Sustenta-se, ainda, que os dispositivos impugnados na ação de controle, constantes na Lei de Diretrizes Orçamentárias, não contrariam o texto constitucional, ao contrário, considera ser função constitucional da LDO fixar os limites em relação às propostas orçamentárias dos Poderes e órgãos com as respectivas autonomias financeiras.

Por fim, alega-se que, a pretexto de sanar uma inconstitucionalidade da LDO, o Tribunal do Estado acaba por interferir no papel do legislativo, porquanto determina a adequação de uma lei orçamentária, devidamente aprovada pelo legislativo municipal, a pleitos infundados do Chefe do Poder Executivo.
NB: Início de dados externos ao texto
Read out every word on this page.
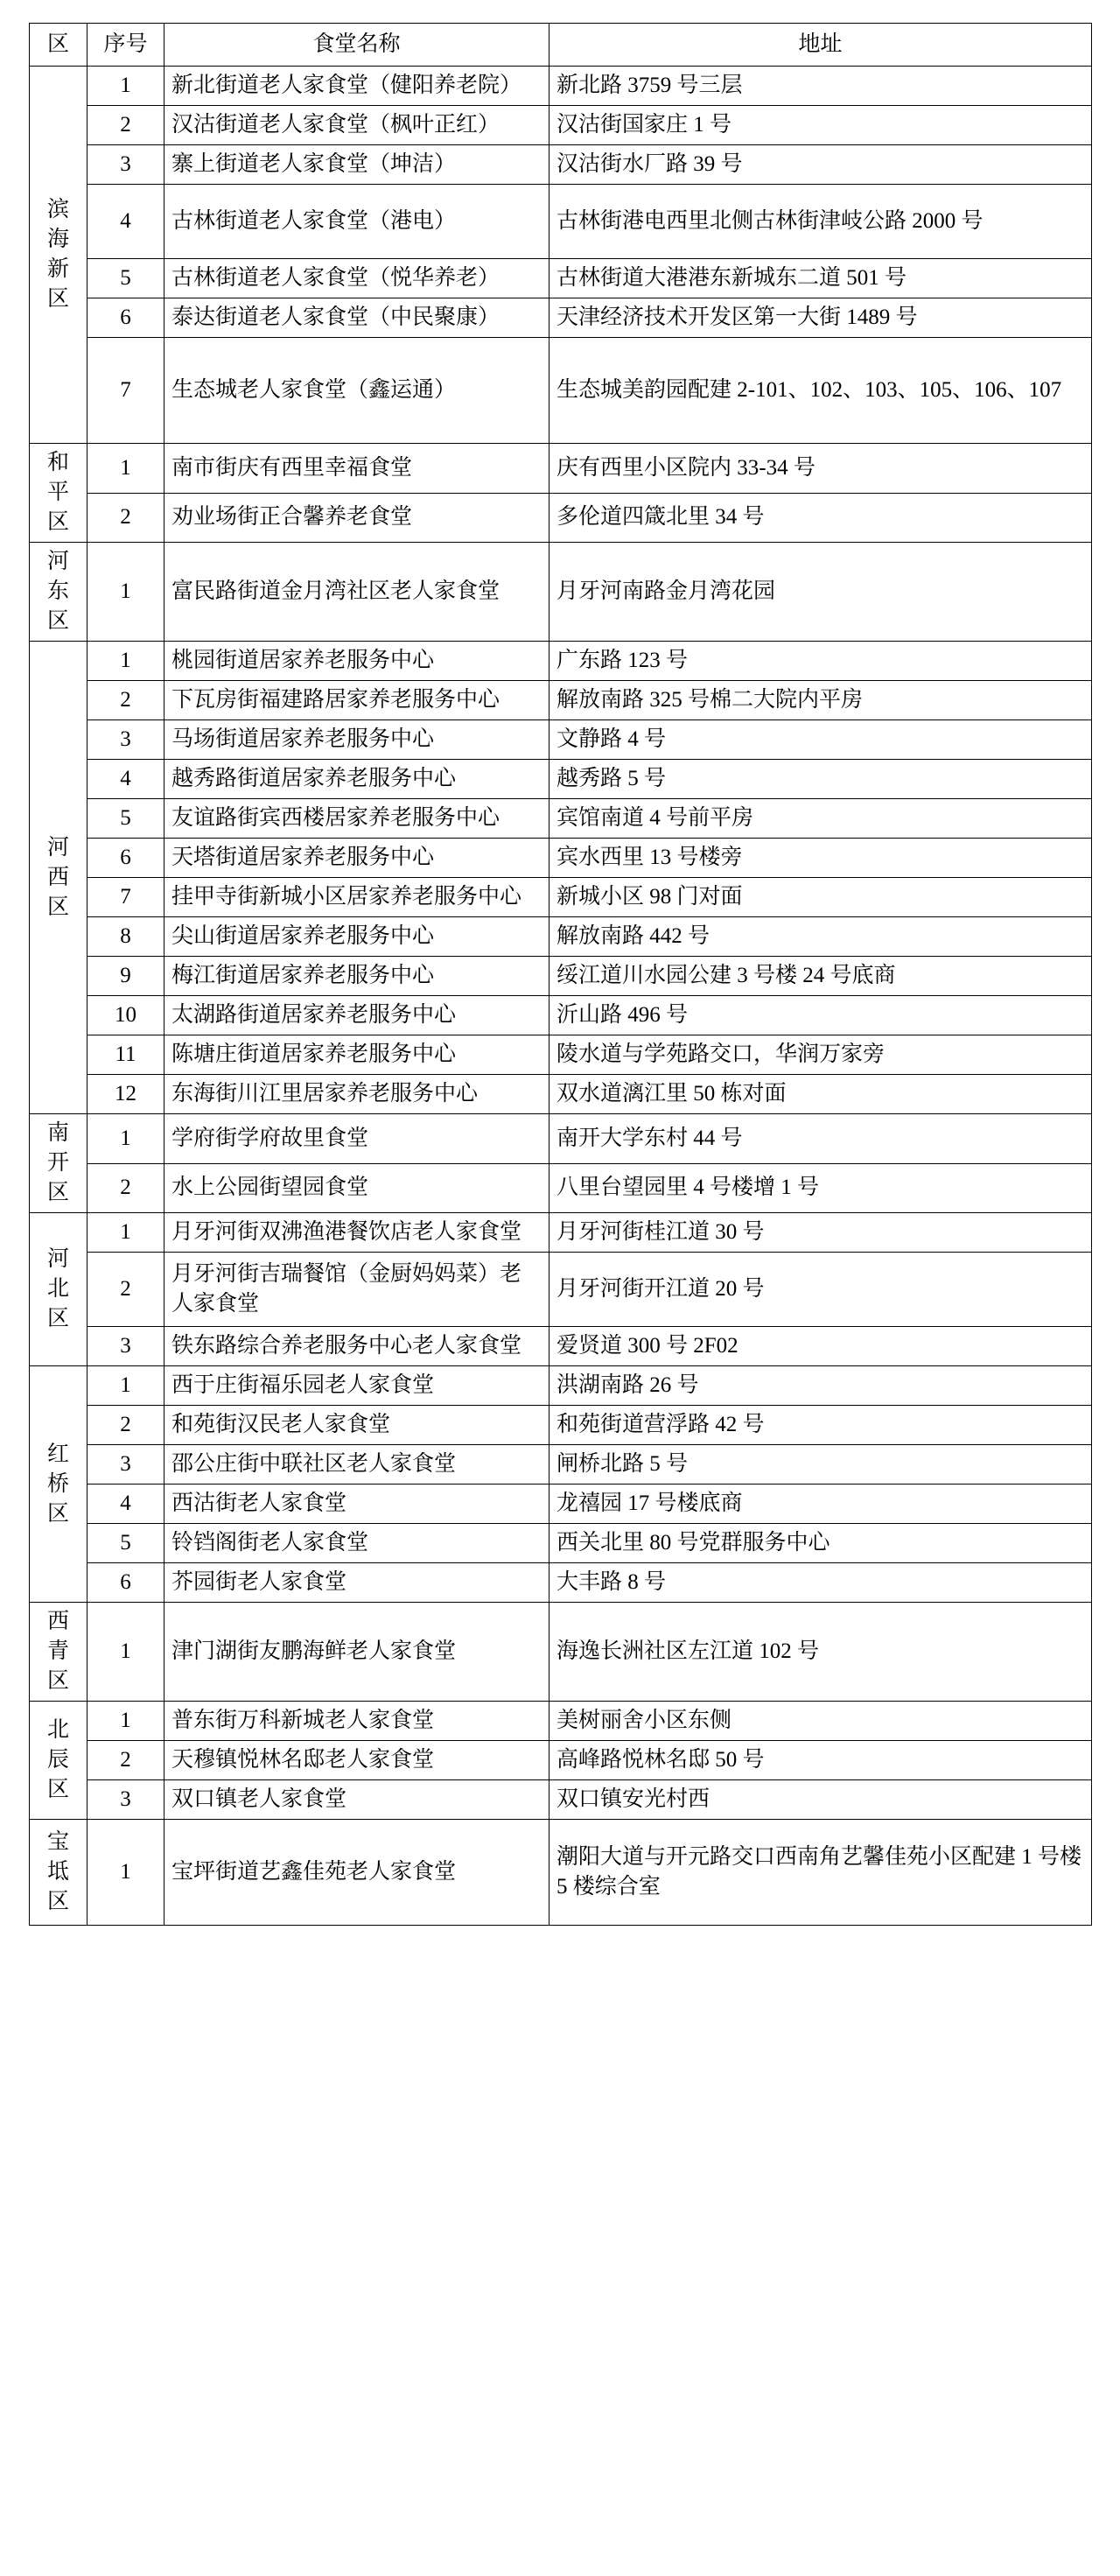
区	序号	食堂名称	地址
滨海新区	1	新北街道老人家食堂（健阳养老院）	新北路 3759 号三层
	2	汉沽街道老人家食堂（枫叶正红）	汉沽街国家庄 1 号
	3	寨上街道老人家食堂（坤洁）	汉沽街水厂路 39 号
	4	古林街道老人家食堂（港电）	古林街港电西里北侧古林街津岐公路 2000 号
	5	古林街道老人家食堂（悦华养老）	古林街道大港港东新城东二道 501 号
	6	泰达街道老人家食堂（中民聚康）	天津经济技术开发区第一大街 1489 号
	7	生态城老人家食堂（鑫运通）	生态城美韵园配建 2-101、102、103、105、106、107
和平区	1	南市街庆有西里幸福食堂	庆有西里小区院内 33-34 号
	2	劝业场街正合馨养老食堂	多伦道四箴北里 34 号
河东区	1	富民路街道金月湾社区老人家食堂	月牙河南路金月湾花园
河西区	1	桃园街道居家养老服务中心	广东路 123 号
	2	下瓦房街福建路居家养老服务中心	解放南路 325 号棉二大院内平房
	3	马场街道居家养老服务中心	文静路 4 号
	4	越秀路街道居家养老服务中心	越秀路 5 号
	5	友谊路街宾西楼居家养老服务中心	宾馆南道 4 号前平房
	6	天塔街道居家养老服务中心	宾水西里 13 号楼旁
	7	挂甲寺街新城小区居家养老服务中心	新城小区 98 门对面
	8	尖山街道居家养老服务中心	解放南路 442 号
	9	梅江街道居家养老服务中心	绥江道川水园公建 3 号楼 24 号底商
	10	太湖路街道居家养老服务中心	沂山路 496 号
	11	陈塘庄街道居家养老服务中心	陵水道与学苑路交口，华润万家旁
	12	东海街川江里居家养老服务中心	双水道漓江里 50 栋对面
南开区	1	学府街学府故里食堂	南开大学东村 44 号
	2	水上公园街望园食堂	八里台望园里 4 号楼增 1 号
河北区	1	月牙河街双沸渔港餐饮店老人家食堂	月牙河街桂江道 30 号
	2	月牙河街吉瑞餐馆（金厨妈妈菜）老人家食堂	月牙河街开江道 20 号
	3	铁东路综合养老服务中心老人家食堂	爱贤道 300 号 2F02
红桥区	1	西于庄街福乐园老人家食堂	洪湖南路 26 号
	2	和苑街汉民老人家食堂	和苑街道营浮路 42 号
	3	邵公庄街中联社区老人家食堂	闸桥北路 5 号
	4	西沽街老人家食堂	龙禧园 17 号楼底商
	5	铃铛阁街老人家食堂	西关北里 80 号党群服务中心
	6	芥园街老人家食堂	大丰路 8 号
西青区	1	津门湖街友鹏海鲜老人家食堂	海逸长洲社区左江道 102 号
北辰区	1	普东街万科新城老人家食堂	美树丽舍小区东侧
	2	天穆镇悦林名邸老人家食堂	高峰路悦林名邸 50 号
	3	双口镇老人家食堂	双口镇安光村西
宝坻区	1	宝坪街道艺鑫佳苑老人家食堂	潮阳大道与开元路交口西南角艺馨佳苑小区配建 1 号楼 5 楼综合室
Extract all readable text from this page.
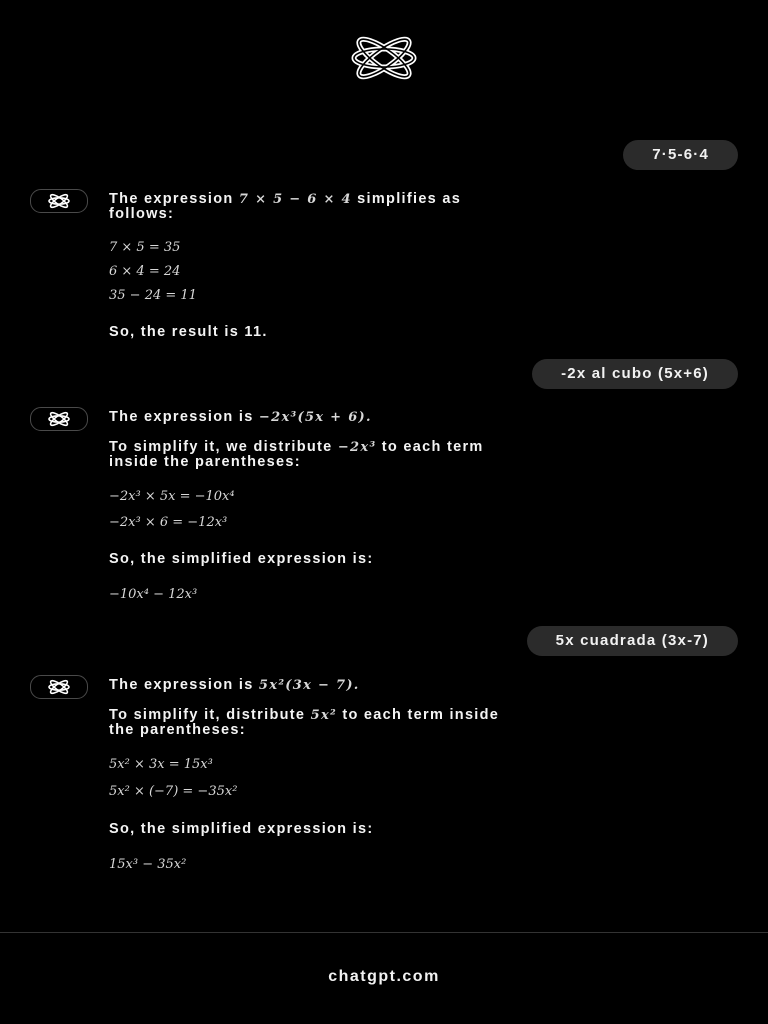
7·5-6·4

The expression 7 × 5 − 6 × 4 simplifies as

follows:

7 × 5 = 35

6 × 4 = 24

35 − 24 = 11

So, the result is 11.

-2x al cubo (5x+6)

The expression is −2x³(5x + 6).

To simplify it, we distribute −2x³ to each term

inside the parentheses:

−2x³ × 5x = −10x⁴

−2x³ × 6 = −12x³

So, the simplified expression is:

−10x⁴ − 12x³

5x cuadrada (3x-7)

The expression is 5x²(3x − 7).

To simplify it, distribute 5x² to each term inside

the parentheses:

5x² × 3x = 15x³

5x² × (−7) = −35x²

So, the simplified expression is:

15x³ − 35x²

chatgpt.com
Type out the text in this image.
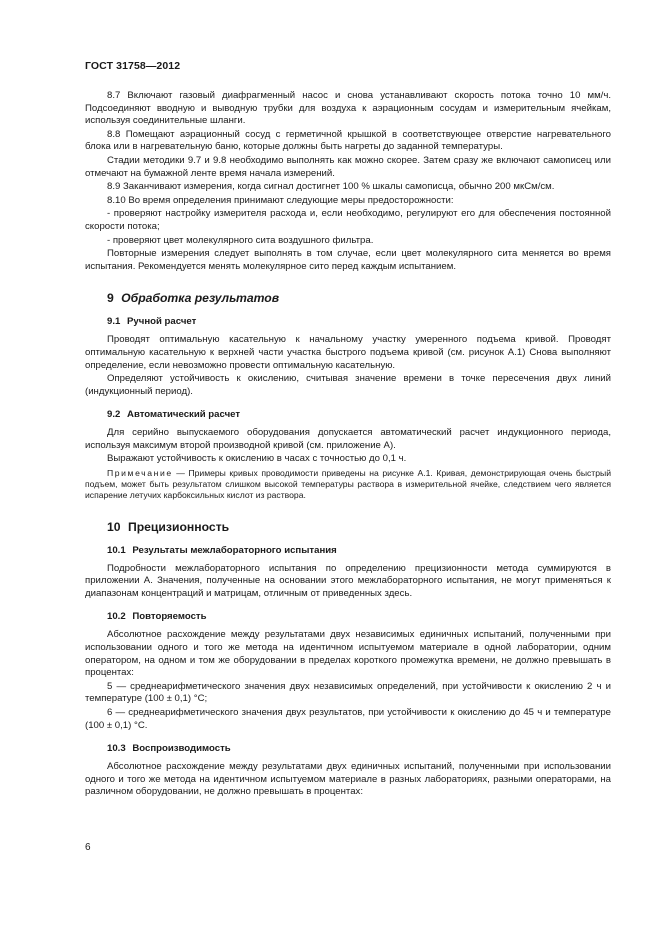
ГОСТ 31758—2012

8.7 Включают газовый диафрагменный насос и снова устанавливают скорость потока точно 10 мм/ч. Подсоединяют вводную и выводную трубки для воздуха к аэрационным сосудам и измерительным ячейкам, используя соединительные шланги.

8.8 Помещают аэрационный сосуд с герметичной крышкой в соответствующее отверстие нагревательного блока или в нагревательную баню, которые должны быть нагреты до заданной температуры.

Стадии методики 9.7 и 9.8 необходимо выполнять как можно скорее. Затем сразу же включают самописец или отмечают на бумажной ленте время начала измерений.

8.9 Заканчивают измерения, когда сигнал достигнет 100 % шкалы самописца, обычно 200 мкСм/см.

8.10 Во время определения принимают следующие меры предосторожности:

- проверяют настройку измерителя расхода и, если необходимо, регулируют его для обеспечения постоянной скорости потока;

- проверяют цвет молекулярного сита воздушного фильтра.

Повторные измерения следует выполнять в том случае, если цвет молекулярного сита меняется во время испытания. Рекомендуется менять молекулярное сито перед каждым испытанием.

9 Обработка результатов
9.1 Ручной расчет

Проводят оптимальную касательную к начальному участку умеренного подъема кривой. Проводят оптимальную касательную к верхней части участка быстрого подъема кривой (см. рисунок А.1) Снова выполняют определение, если невозможно провести оптимальную касательную.

Определяют устойчивость к окислению, считывая значение времени в точке пересечения двух линий (индукционный период).

9.2 Автоматический расчет

Для серийно выпускаемого оборудования допускается автоматический расчет индукционного периода, используя максимум второй производной кривой (см. приложение А).

Выражают устойчивость к окислению в часах с точностью до 0,1 ч.

Примечание — Примеры кривых проводимости приведены на рисунке А.1. Кривая, демонстрирующая очень быстрый подъем, может быть результатом слишком высокой температуры раствора в измерительной ячейке, следствием чего является испарение летучих карбоксильных кислот из раствора.

10 Прецизионность
10.1 Результаты межлабораторного испытания

Подробности межлабораторного испытания по определению прецизионности метода суммируются в приложении А. Значения, полученные на основании этого межлабораторного испытания, не могут применяться к диапазонам концентраций и матрицам, отличным от приведенных здесь.

10.2 Повторяемость

Абсолютное расхождение между результатами двух независимых единичных испытаний, полученными при использовании одного и того же метода на идентичном испытуемом материале в одной лаборатории, одним оператором, на одном и том же оборудовании в пределах короткого промежутка времени, не должно превышать в процентах:

5 — среднеарифметического значения двух независимых определений, при устойчивости к окислению 2 ч и температуре (100 ± 0,1) °С;

6 — среднеарифметического значения двух результатов, при устойчивости к окислению до 45 ч и температуре (100 ± 0,1) °С.

10.3 Воспроизводимость

Абсолютное расхождение между результатами двух единичных испытаний, полученными при использовании одного и того же метода на идентичном испытуемом материале в разных лабораториях, разными операторами, на различном оборудовании, не должно превышать в процентах:

6
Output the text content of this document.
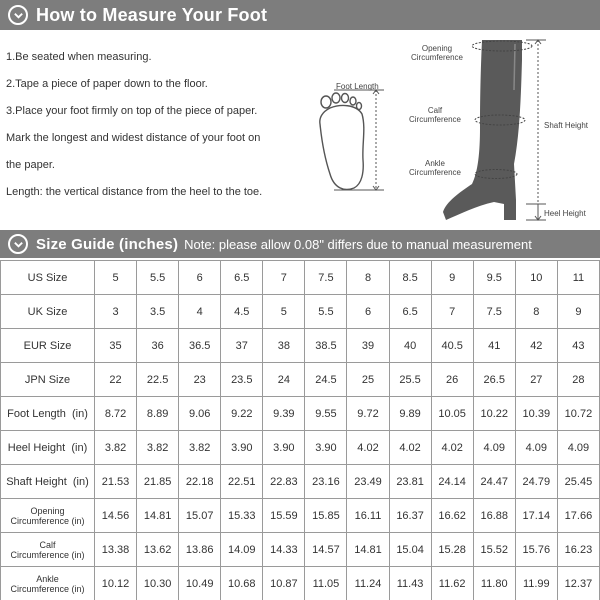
How to Measure Your Foot
1.Be seated when measuring.
2.Tape a piece of paper down to the floor.
3.Place your foot firmly on top of the piece of paper.
Mark the longest and widest distance of your foot on
the paper.
Length: the vertical distance from the heel to the toe.
Foot Length
Opening
Circumference
Calf
Circumference
Ankle
Circumference
Shaft Height
Heel Height
Size Guide (inches) Note: please allow 0.08" differs due to manual measurement
US Size	5	5.5	6	6.5	7	7.5	8	8.5	9	9.5	10	11
UK Size	3	3.5	4	4.5	5	5.5	6	6.5	7	7.5	8	9
EUR Size	35	36	36.5	37	38	38.5	39	40	40.5	41	42	43
JPN Size	22	22.5	23	23.5	24	24.5	25	25.5	26	26.5	27	28
Foot Length  (in)	8.72	8.89	9.06	9.22	9.39	9.55	9.72	9.89	10.05	10.22	10.39	10.72
Heel Height  (in)	3.82	3.82	3.82	3.90	3.90	3.90	4.02	4.02	4.02	4.09	4.09	4.09
Shaft Height  (in)	21.53	21.85	22.18	22.51	22.83	23.16	23.49	23.81	24.14	24.47	24.79	25.45
Opening
Circumference (in)	14.56	14.81	15.07	15.33	15.59	15.85	16.11	16.37	16.62	16.88	17.14	17.66
Calf
Circumference (in)	13.38	13.62	13.86	14.09	14.33	14.57	14.81	15.04	15.28	15.52	15.76	16.23
Ankle
Circumference (in)	10.12	10.30	10.49	10.68	10.87	11.05	11.24	11.43	11.62	11.80	11.99	12.37
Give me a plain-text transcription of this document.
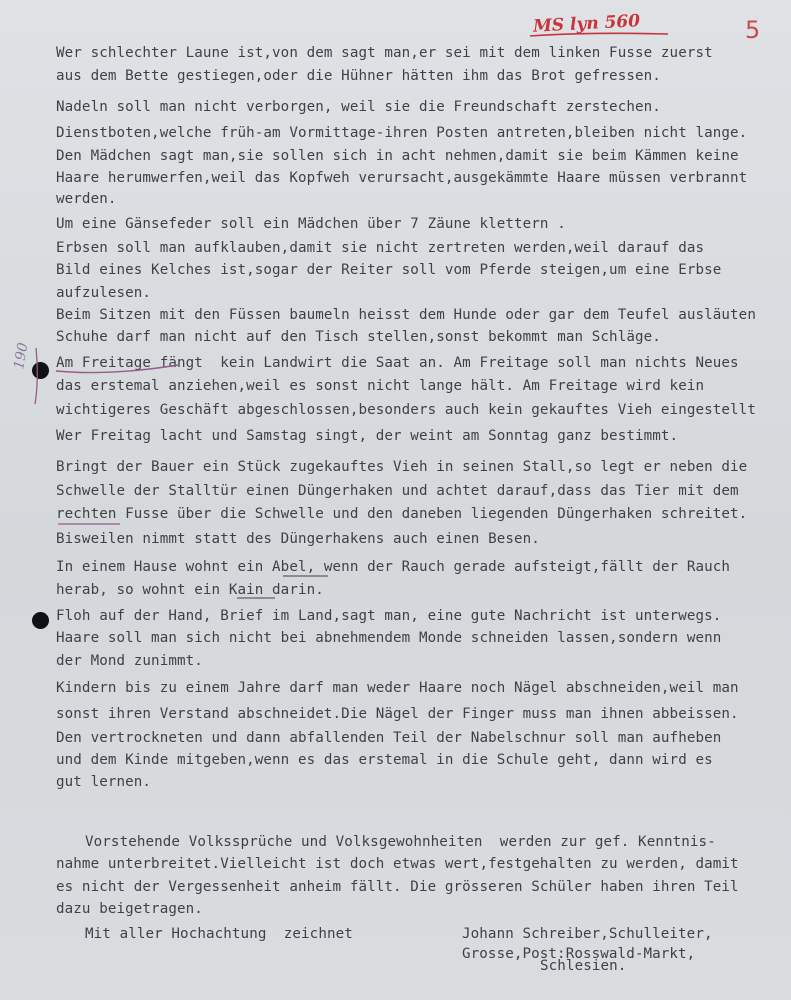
MS lyn 560	5
190
Wer schlechter Laune ist,von dem sagt man,er sei mit dem linken Fusse zuerst
aus dem Bette gestiegen,oder die Hühner hätten ihm das Brot gefressen.
Nadeln soll man nicht verborgen, weil sie die Freundschaft zerstechen.
Dienstboten,welche früh-am Vormittage-ihren Posten antreten,bleiben nicht lange.
Den Mädchen sagt man,sie sollen sich in acht nehmen,damit sie beim Kämmen keine
Haare herumwerfen,weil das Kopfweh verursacht,ausgekämmte Haare müssen verbrannt
werden.
Um eine Gänsefeder soll ein Mädchen über 7 Zäune klettern .
Erbsen soll man aufklauben,damit sie nicht zertreten werden,weil darauf das
Bild eines Kelches ist,sogar der Reiter soll vom Pferde steigen,um eine Erbse
aufzulesen.
Beim Sitzen mit den Füssen baumeln heisst dem Hunde oder gar dem Teufel ausläuten
Schuhe darf man nicht auf den Tisch stellen,sonst bekommt man Schläge.
Am Freitage fängt  kein Landwirt die Saat an. Am Freitage soll man nichts Neues
das erstemal anziehen,weil es sonst nicht lange hält. Am Freitage wird kein
wichtigeres Geschäft abgeschlossen,besonders auch kein gekauftes Vieh eingestellt
Wer Freitag lacht und Samstag singt, der weint am Sonntag ganz bestimmt.
Bringt der Bauer ein Stück zugekauftes Vieh in seinen Stall,so legt er neben die
Schwelle der Stalltür einen Düngerhaken und achtet darauf,dass das Tier mit dem
rechten Fusse über die Schwelle und den daneben liegenden Düngerhaken schreitet.
Bisweilen nimmt statt des Düngerhakens auch einen Besen.
In einem Hause wohnt ein Abel, wenn der Rauch gerade aufsteigt,fällt der Rauch
herab, so wohnt ein Kain darin.
Floh auf der Hand, Brief im Land,sagt man, eine gute Nachricht ist unterwegs.
Haare soll man sich nicht bei abnehmendem Monde schneiden lassen,sondern wenn
der Mond zunimmt.
Kindern bis zu einem Jahre darf man weder Haare noch Nägel abschneiden,weil man
sonst ihren Verstand abschneidet.Die Nägel der Finger muss man ihnen abbeissen.
Den vertrockneten und dann abfallenden Teil der Nabelschnur soll man aufheben
und dem Kinde mitgeben,wenn es das erstemal in die Schule geht, dann wird es
gut lernen.
Vorstehende Volkssprüche und Volksgewohnheiten  werden zur gef. Kenntnis-
nahme unterbreitet.Vielleicht ist doch etwas wert,festgehalten zu werden, damit
es nicht der Vergessenheit anheim fällt. Die grösseren Schüler haben ihren Teil
dazu beigetragen.
Mit aller Hochachtung  zeichnet	Johann Schreiber,Schulleiter,
Grosse,Post:Rosswald-Markt,
Schlesien.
Entende que, em assim proceder, o Tribunal de Justiça viola o Princípio da Separação dos Poderes. 

Dessa forma, a Câmara Municipal de São Luís, por entender devidamente preenchidos os requisitos para o deferimento da contracautela, requer seja atribuído ao pedido efeito suspensivo liminar, nos termos do artigo 7º da Lei nº 8.437/92.  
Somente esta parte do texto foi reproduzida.